MGM China has transitioned into a more mature operational phase, marked by rising market share and a strengthened competitive position in Macau, according to a new report from Fitch Ratings.
The agency affirmed the Issuer Default Ratings (IDRs) of MGM Resorts International and its subsidiaries at ‘BB-’ with a stable outlook, noting that the Macau unit has become a reliable source of cash flow for its US parent.
Despite economic uncertainty in China and a highly promotional gaming environment, MGM China outperformed market expectations in 2025, recording an 11 percent increase in EBITDA. Fitch expects growth to moderate following the rapid post-pandemic recovery, but said the business will continue to generate consistent cash flow through branding fees and distributions.
A key driver of this stability is a new long-term branding agreement effective January 1st, 2026. Replacing the existing contract that expires at the end of 2025, the new 20-year deal doubled the monthly license fee from 1.75 percent to 3.5 percent of MGM China’s adjusted consolidated net revenue. MGM Resorts is expected to receive approximately 66.6 percent of these fees, which are subject to annual caps based on business volume.
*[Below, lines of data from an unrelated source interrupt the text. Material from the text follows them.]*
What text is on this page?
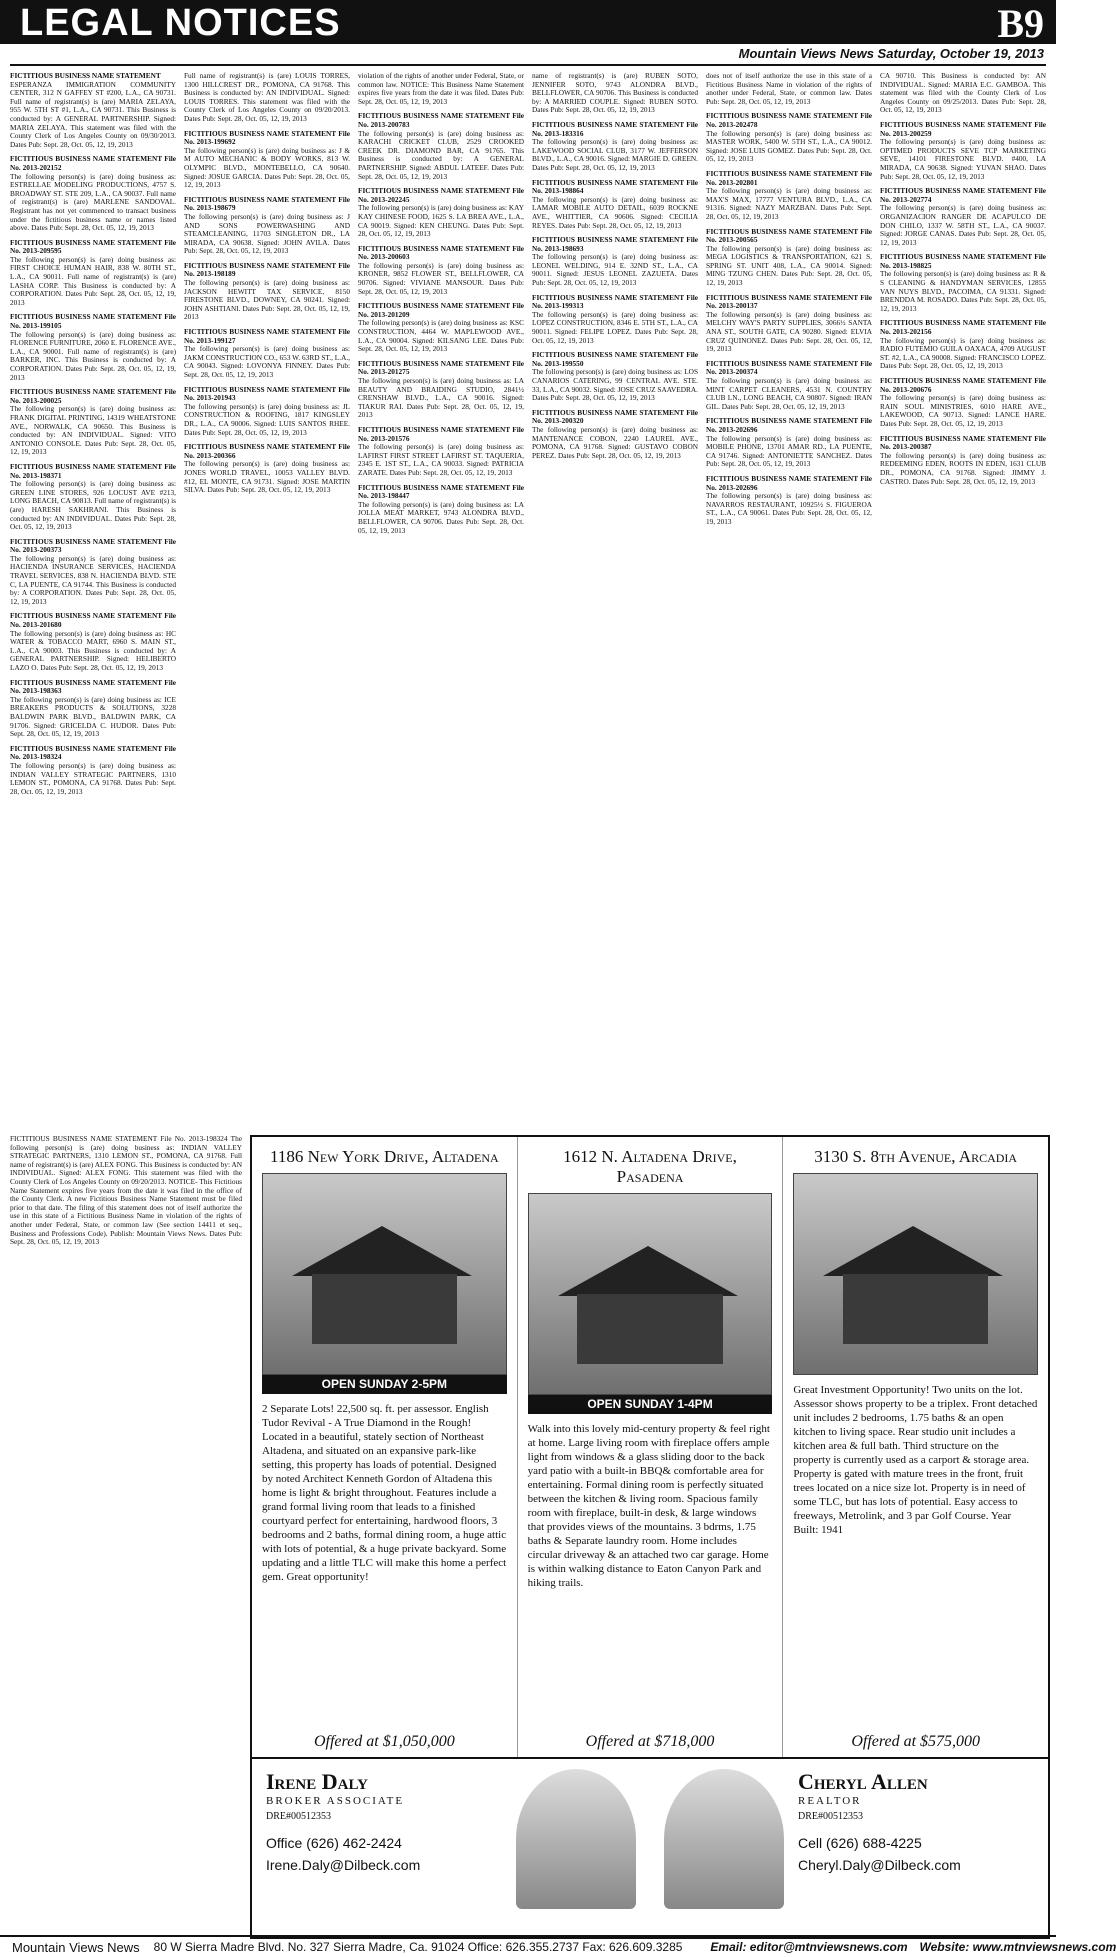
LEGAL NOTICES	B9
Mountain Views News Saturday, October 19, 2013
FICTITIOUS BUSINESS NAME STATEMENT

ESPERANZA IMMIGRATION COMMUNITY CENTER, 312 N GAFFEY ST #200, L.A., CA 90731. Full name of registrant(s) is (are) MARIA ZELAYA, 955 W. 5TH ST #1, L.A., CA 90731. This Business is conducted by: A GENERAL PARTNERSHIP. Signed: MARIA ZELAYA. This statement was filed with the County Clerk of Los Angeles County on 09/30/2013. Dates Pub: Sept. 28, Oct. 05, 12, 19, 2013

FICTITIOUS BUSINESS NAME STATEMENT File No. 2013-202152

The following person(s) is (are) doing business as: ESTRELLAE MODELING PRODUCTIONS, 4757 S. BROADWAY ST. STE 209, L.A., CA 90037. Full name of registrant(s) is (are) MARLENE SANDOVAL. Registrant has not yet commenced to transact business under the fictitious business name or names listed above. Dates Pub: Sept. 28, Oct. 05, 12, 19, 2013

FICTITIOUS BUSINESS NAME STATEMENT File No. 2013-209595

The following person(s) is (are) doing business as: FIRST CHOICE HUMAN HAIR, 838 W. 80TH ST., L.A., CA 90011. Full name of registrant(s) is (are) LASHA CORP. This Business is conducted by: A CORPORATION. Dates Pub: Sept. 28, Oct. 05, 12, 19, 2013

FICTITIOUS BUSINESS NAME STATEMENT File No. 2013-199105

The following person(s) is (are) doing business as: FLORENCE FURNITURE, 2060 E. FLORENCE AVE., L.A., CA 90001. Full name of registrant(s) is (are) BARKER, INC. This Business is conducted by: A CORPORATION. Dates Pub: Sept. 28, Oct. 05, 12, 19, 2013

FICTITIOUS BUSINESS NAME STATEMENT File No. 2013-200025

The following person(s) is (are) doing business as: FRANK DIGITAL PRINTING, 14319 WHEATSTONE AVE., NORWALK, CA 90650. This Business is conducted by: AN INDIVIDUAL. Signed: VITO ANTONIO CONSOLE. Dates Pub: Sept. 28, Oct. 05, 12, 19, 2013

FICTITIOUS BUSINESS NAME STATEMENT File No. 2013-198371

The following person(s) is (are) doing business as: GREEN LINE STORES, 926 LOCUST AVE #213, LONG BEACH, CA 90813. Full name of registrant(s) is (are) HARESH SAKHRANI. This Business is conducted by: AN INDIVIDUAL. Dates Pub: Sept. 28, Oct. 05, 12, 19, 2013

FICTITIOUS BUSINESS NAME STATEMENT File No. 2013-200373

The following person(s) is (are) doing business as: HACIENDA INSURANCE SERVICES, HACIENDA TRAVEL SERVICES, 838 N. HACIENDA BLVD. STE C, LA PUENTE, CA 91744. This Business is conducted by: A CORPORATION. Dates Pub: Sept. 28, Oct. 05, 12, 19, 2013

FICTITIOUS BUSINESS NAME STATEMENT File No. 2013-201680

The following person(s) is (are) doing business as: HC WATER & TOBACCO MART, 6960 S. MAIN ST., L.A., CA 90003. This Business is conducted by: A GENERAL PARTNERSHIP. Signed: HELIBERTO LAZO O. Dates Pub: Sept. 28, Oct. 05, 12, 19, 2013

FICTITIOUS BUSINESS NAME STATEMENT File No. 2013-198363

The following person(s) is (are) doing business as: ICE BREAKERS PRODUCTS & SOLUTIONS, 3228 BALDWIN PARK BLVD., BALDWIN PARK, CA 91706. Signed: GRICELDA C. HUDOR. Dates Pub: Sept. 28, Oct. 05, 12, 19, 2013

FICTITIOUS BUSINESS NAME STATEMENT File No. 2013-198324

The following person(s) is (are) doing business as: INDIAN VALLEY STRATEGIC PARTNERS, 1310 LEMON ST., POMONA, CA 91768. Dates Pub: Sept. 28, Oct. 05, 12, 19, 2013

Full name of registrant(s) is (are) LOUIS TORRES, 1300 HILLCREST DR., POMONA, CA 91768. This Business is conducted by: AN INDIVIDUAL. Signed: LOUIS TORRES. This statement was filed with the County Clerk of Los Angeles County on 09/20/2013. Dates Pub: Sept. 28, Oct. 05, 12, 19, 2013

FICTITIOUS BUSINESS NAME STATEMENT File No. 2013-199692

The following person(s) is (are) doing business as: J & M AUTO MECHANIC & BODY WORKS, 813 W. OLYMPIC BLVD., MONTEBELLO, CA 90640. Signed: JOSUE GARCIA. Dates Pub: Sept. 28, Oct. 05, 12, 19, 2013

FICTITIOUS BUSINESS NAME STATEMENT File No. 2013-198679

The following person(s) is (are) doing business as: J AND SONS POWERWASHING AND STEAMCLEANING, 11703 SINGLETON DR., LA MIRADA, CA 90638. Signed: JOHN AVILA. Dates Pub: Sept. 28, Oct. 05, 12, 19, 2013

FICTITIOUS BUSINESS NAME STATEMENT File No. 2013-198189

The following person(s) is (are) doing business as: JACKSON HEWITT TAX SERVICE, 8150 FIRESTONE BLVD., DOWNEY, CA 90241. Signed: JOHN ASHTIANI. Dates Pub: Sept. 28, Oct. 05, 12, 19, 2013

FICTITIOUS BUSINESS NAME STATEMENT File No. 2013-199127

The following person(s) is (are) doing business as: JAKM CONSTRUCTION CO., 653 W. 63RD ST., L.A., CA 90043. Signed: LOVONYA FINNEY. Dates Pub: Sept. 28, Oct. 05, 12, 19, 2013

FICTITIOUS BUSINESS NAME STATEMENT File No. 2013-201943

The following person(s) is (are) doing business as: JL CONSTRUCTION & ROOFING, 1817 KINGSLEY DR., L.A., CA 90006. Signed: LUIS SANTOS RHEE. Dates Pub: Sept. 28, Oct. 05, 12, 19, 2013

FICTITIOUS BUSINESS NAME STATEMENT File No. 2013-200366

The following person(s) is (are) doing business as: JONES WORLD TRAVEL, 10053 VALLEY BLVD. #12, EL MONTE, CA 91731. Signed: JOSE MARTIN SILVA. Dates Pub: Sept. 28, Oct. 05, 12, 19, 2013

violation of the rights of another under Federal, State, or common law. NOTICE: This Business Name Statement expires five years from the date it was filed. Dates Pub: Sept. 28, Oct. 05, 12, 19, 2013

FICTITIOUS BUSINESS NAME STATEMENT File No. 2013-200783

The following person(s) is (are) doing business as: KARACHI CRICKET CLUB, 2529 CROOKED CREEK DR. DIAMOND BAR, CA 91765. This Business is conducted by: A GENERAL PARTNERSHIP. Signed: ABDUL LATEEF. Dates Pub: Sept. 28, Oct. 05, 12, 19, 2013

FICTITIOUS BUSINESS NAME STATEMENT File No. 2013-202245

The following person(s) is (are) doing business as: KAY KAY CHINESE FOOD, 1625 S. LA BREA AVE., L.A., CA 90019. Signed: KEN CHEUNG. Dates Pub: Sept. 28, Oct. 05, 12, 19, 2013

FICTITIOUS BUSINESS NAME STATEMENT File No. 2013-200603

The following person(s) is (are) doing business as: KRONER, 9852 FLOWER ST., BELLFLOWER, CA 90706. Signed: VIVIANE MANSOUR. Dates Pub: Sept. 28, Oct. 05, 12, 19, 2013

FICTITIOUS BUSINESS NAME STATEMENT File No. 2013-201209

The following person(s) is (are) doing business as: KSC CONSTRUCTION, 4464 W. MAPLEWOOD AVE., L.A., CA 90004. Signed: KILSANG LEE. Dates Pub: Sept. 28, Oct. 05, 12, 19, 2013

FICTITIOUS BUSINESS NAME STATEMENT File No. 2013-201275

The following person(s) is (are) doing business as: LA BEAUTY AND BRAIDING STUDIO, 2841½ CRENSHAW BLVD., L.A., CA 90016. Signed: TIAKUR RAI. Dates Pub: Sept. 28, Oct. 05, 12, 19, 2013

FICTITIOUS BUSINESS NAME STATEMENT File No. 2013-201576

The following person(s) is (are) doing business as: LAFIRST FIRST STREET LAFIRST ST. TAQUERIA, 2345 E. 1ST ST., L.A., CA 90033. Signed: PATRICIA ZARATE. Dates Pub: Sept. 28, Oct. 05, 12, 19, 2013

FICTITIOUS BUSINESS NAME STATEMENT File No. 2013-198447

The following person(s) is (are) doing business as: LA JOLLA MEAT MARKET, 9743 ALONDRA BLVD., BELLFLOWER, CA 90706. Dates Pub: Sept. 28, Oct. 05, 12, 19, 2013

name of registrant(s) is (are) RUBEN SOTO, JENNIFER SOTO, 9743 ALONDRA BLVD., BELLFLOWER, CA 90706. This Business is conducted by: A MARRIED COUPLE. Signed: RUBEN SOTO. Dates Pub: Sept. 28, Oct. 05, 12, 19, 2013

FICTITIOUS BUSINESS NAME STATEMENT File No. 2013-183316

The following person(s) is (are) doing business as: LAKEWOOD SOCIAL CLUB, 3177 W. JEFFERSON BLVD., L.A., CA 90016. Signed: MARGIE D. GREEN. Dates Pub: Sept. 28, Oct. 05, 12, 19, 2013

FICTITIOUS BUSINESS NAME STATEMENT File No. 2013-198864

The following person(s) is (are) doing business as: LAMAR MOBILE AUTO DETAIL, 6039 ROCKNE AVE., WHITTIER, CA 90606. Signed: CECILIA REYES. Dates Pub: Sept. 28, Oct. 05, 12, 19, 2013

FICTITIOUS BUSINESS NAME STATEMENT File No. 2013-198693

The following person(s) is (are) doing business as: LEONEL WELDING, 914 E. 32ND ST., L.A., CA 90011. Signed: JESUS LEONEL ZAZUETA. Dates Pub: Sept. 28, Oct. 05, 12, 19, 2013

FICTITIOUS BUSINESS NAME STATEMENT File No. 2013-199313

The following person(s) is (are) doing business as: LOPEZ CONSTRUCTION, 8346 E. 5TH ST., L.A., CA 90011. Signed: FELIPE LOPEZ. Dates Pub: Sept. 28, Oct. 05, 12, 19, 2013

FICTITIOUS BUSINESS NAME STATEMENT File No. 2013-199550

The following person(s) is (are) doing business as: LOS CANARIOS CATERING, 99 CENTRAL AVE. STE. 33, L.A., CA 90032. Signed: JOSE CRUZ SAAVEDRA. Dates Pub: Sept. 28, Oct. 05, 12, 19, 2013

FICTITIOUS BUSINESS NAME STATEMENT File No. 2013-200320

The following person(s) is (are) doing business as: MANTENANCE COBON, 2240 LAUREL AVE., POMONA, CA 91768. Signed: GUSTAVO COBON PEREZ. Dates Pub: Sept. 28, Oct. 05, 12, 19, 2013

does not of itself authorize the use in this state of a Fictitious Business Name in violation of the rights of another under Federal, State, or common law. Dates Pub: Sept. 28, Oct. 05, 12, 19, 2013

FICTITIOUS BUSINESS NAME STATEMENT File No. 2013-202478

The following person(s) is (are) doing business as: MASTER WORK, 5400 W. 5TH ST., L.A., CA 90012. Signed: JOSE LUIS GOMEZ. Dates Pub: Sept. 28, Oct. 05, 12, 19, 2013

FICTITIOUS BUSINESS NAME STATEMENT File No. 2013-202801

The following person(s) is (are) doing business as: MAX'S MAX, 17777 VENTURA BLVD., L.A., CA 91316. Signed: NAZY MARZBAN. Dates Pub: Sept. 28, Oct. 05, 12, 19, 2013

FICTITIOUS BUSINESS NAME STATEMENT File No. 2013-200565

The following person(s) is (are) doing business as: MEGA LOGISTICS & TRANSPORTATION, 621 S. SPRING ST. UNIT 408, L.A., CA 90014. Signed: MING TZUNG CHEN. Dates Pub: Sept. 28, Oct. 05, 12, 19, 2013

FICTITIOUS BUSINESS NAME STATEMENT File No. 2013-200137

The following person(s) is (are) doing business as: MELCHY WAY'S PARTY SUPPLIES, 3066½ SANTA ANA ST., SOUTH GATE, CA 90280. Signed: ELVIA CRUZ QUINONEZ. Dates Pub: Sept. 28, Oct. 05, 12, 19, 2013

FICTITIOUS BUSINESS NAME STATEMENT File No. 2013-200374

The following person(s) is (are) doing business as: MINT CARPET CLEANERS, 4531 N. COUNTRY CLUB LN., LONG BEACH, CA 90807. Signed: IRAN GIL. Dates Pub: Sept. 28, Oct. 05, 12, 19, 2013

FICTITIOUS BUSINESS NAME STATEMENT File No. 2013-202696

The following person(s) is (are) doing business as: MOBILE PHONE, 13701 AMAR RD., LA PUENTE, CA 91746. Signed: ANTONIETTE SANCHEZ. Dates Pub: Sept. 28, Oct. 05, 12, 19, 2013

FICTITIOUS BUSINESS NAME STATEMENT File No. 2013-202696

The following person(s) is (are) doing business as: NAVARROS RESTAURANT, 10925½ S. FIGUEROA ST., L.A., CA 90061. Dates Pub: Sept. 28, Oct. 05, 12, 19, 2013

CA 90710. This Business is conducted by: AN INDIVIDUAL. Signed: MARIA E.C. GAMBOA. This statement was filed with the County Clerk of Los Angeles County on 09/25/2013. Dates Pub: Sept. 28, Oct. 05, 12, 19, 2013

FICTITIOUS BUSINESS NAME STATEMENT File No. 2013-200259

The following person(s) is (are) doing business as: OPTIMED PRODUCTS SEVE TCP MARKETING SEVE, 14101 FIRESTONE BLVD. #400, LA MIRADA, CA 90638. Signed: YUVAN SHAO. Dates Pub: Sept. 28, Oct. 05, 12, 19, 2013

FICTITIOUS BUSINESS NAME STATEMENT File No. 2013-202774

The following person(s) is (are) doing business as: ORGANIZACION RANGER DE ACAPULCO DE DON CHILO, 1337 W. 58TH ST., L.A., CA 90037. Signed: JORGE CANAS. Dates Pub: Sept. 28, Oct. 05, 12, 19, 2013

FICTITIOUS BUSINESS NAME STATEMENT File No. 2013-198825

The following person(s) is (are) doing business as: R & S CLEANING & HANDYMAN SERVICES, 12855 VAN NUYS BLVD., PACOIMA, CA 91331. Signed: BRENDDA M. ROSADO. Dates Pub: Sept. 28, Oct. 05, 12, 19, 2013

FICTITIOUS BUSINESS NAME STATEMENT File No. 2013-202156

The following person(s) is (are) doing business as: RADIO FUTEMIO GUILA OAXACA, 4709 AUGUST ST. #2, L.A., CA 90008. Signed: FRANCISCO LOPEZ. Dates Pub: Sept. 28, Oct. 05, 12, 19, 2013

FICTITIOUS BUSINESS NAME STATEMENT File No. 2013-200676

The following person(s) is (are) doing business as: RAIN SOUL MINISTRIES, 6010 HARE AVE., LAKEWOOD, CA 90713. Signed: LANCE HARE. Dates Pub: Sept. 28, Oct. 05, 12, 19, 2013

FICTITIOUS BUSINESS NAME STATEMENT File No. 2013-200387

The following person(s) is (are) doing business as: REDEEMING EDEN, ROOTS IN EDEN, 1631 CLUB DR., POMONA, CA 91768. Signed: JIMMY J. CASTRO. Dates Pub: Sept. 28, Oct. 05, 12, 19, 2013

FICTITIOUS BUSINESS NAME STATEMENT File No. 2013-198324 The following person(s) is (are) doing business as: INDIAN VALLEY STRATEGIC PARTNERS, 1310 LEMON ST., POMONA, CA 91768. Full name of registrant(s) is (are) ALEX FONG. This Business is conducted by: AN INDIVIDUAL. Signed: ALEX FONG. This statement was filed with the County Clerk of Los Angeles County on 09/20/2013. NOTICE- This Fictitious Name Statement expires five years from the date it was filed in the office of the County Clerk. A new Fictitious Business Name Statement must be filed prior to that date. The filing of this statement does not of itself authorize the use in this state of a Fictitious Business Name in violation of the rights of another under Federal, State, or common law (See section 14411 et seq., Business and Professions Code). Publish: Mountain Views News. Dates Pub: Sept. 28, Oct. 05, 12, 19, 2013
1186 New York Drive, Altadena
OPEN SUNDAY 2-5PM
2 Separate Lots! 22,500 sq. ft. per assessor. English Tudor Revival - A True Diamond in the Rough! Located in a beautiful, stately section of Northeast Altadena, and situated on an expansive park-like setting, this property has loads of potential. Designed by noted Architect Kenneth Gordon of Altadena this home is light & bright throughout. Features include a grand formal living room that leads to a finished courtyard perfect for entertaining, hardwood floors, 3 bedrooms and 2 baths, formal dining room, a huge attic with lots of potential, & a huge private backyard. Some updating and a little TLC will make this home a perfect gem. Great opportunity!
Offered at $1,050,000
1612 N. Altadena Drive, Pasadena
OPEN SUNDAY 1-4PM
Walk into this lovely mid-century property & feel right at home. Large living room with fireplace offers ample light from windows & a glass sliding door to the back yard patio with a built-in BBQ& comfortable area for entertaining. Formal dining room is perfectly situated between the kitchen & living room. Spacious family room with fireplace, built-in desk, & large windows that provides views of the mountains. 3 bdrms, 1.75 baths & Separate laundry room. Home includes circular driveway & an attached two car garage. Home is within walking distance to Eaton Canyon Park and hiking trails.
Offered at $718,000
3130 S. 8th Avenue, Arcadia
Great Investment Opportunity! Two units on the lot. Assessor shows property to be a triplex. Front detached unit includes 2 bedrooms, 1.75 baths & an open kitchen to living space. Rear studio unit includes a kitchen area & full bath. Third structure on the property is currently used as a carport & storage area. Property is gated with mature trees in the front, fruit trees located on a nice size lot. Property is in need of some TLC, but has lots of potential. Easy access to freeways, Metrolink, and 3 par Golf Course. Year Built: 1941
Offered at $575,000
Irene Daly
BROKER ASSOCIATE
DRE#00512353
Office (626) 462-2424
Irene.Daly@Dilbeck.com
Cheryl Allen
REALTOR
DRE#00512353
Cell (626) 688-4225
Cheryl.Daly@Dilbeck.com
Mountain Views News 80 W Sierra Madre Blvd. No. 327 Sierra Madre, Ca. 91024 Office: 626.355.2737 Fax: 626.609.3285 Email: editor@mtnviewsnews.com Website: www.mtnviewsnews.com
‘Fitch anticipates future growth to be steadier while still providing stable cash flow to the parent in the form of branding fees and distributions,’ the agency said. The agreement also includes an automatic extension mechanism that could run through 2045, contingent on MGM China securing a new gaming concession after 2032.
While the group faces some headwinds in Las Vegas due to declining visitation and rising costs, its Macau operations provide important geographic diversification. Fitch expects MGM China’s performance to help offset softer trends in the US market through 2026, supported by an annual capital expenditure commitment of $200 million in Macau to meet concession requirements.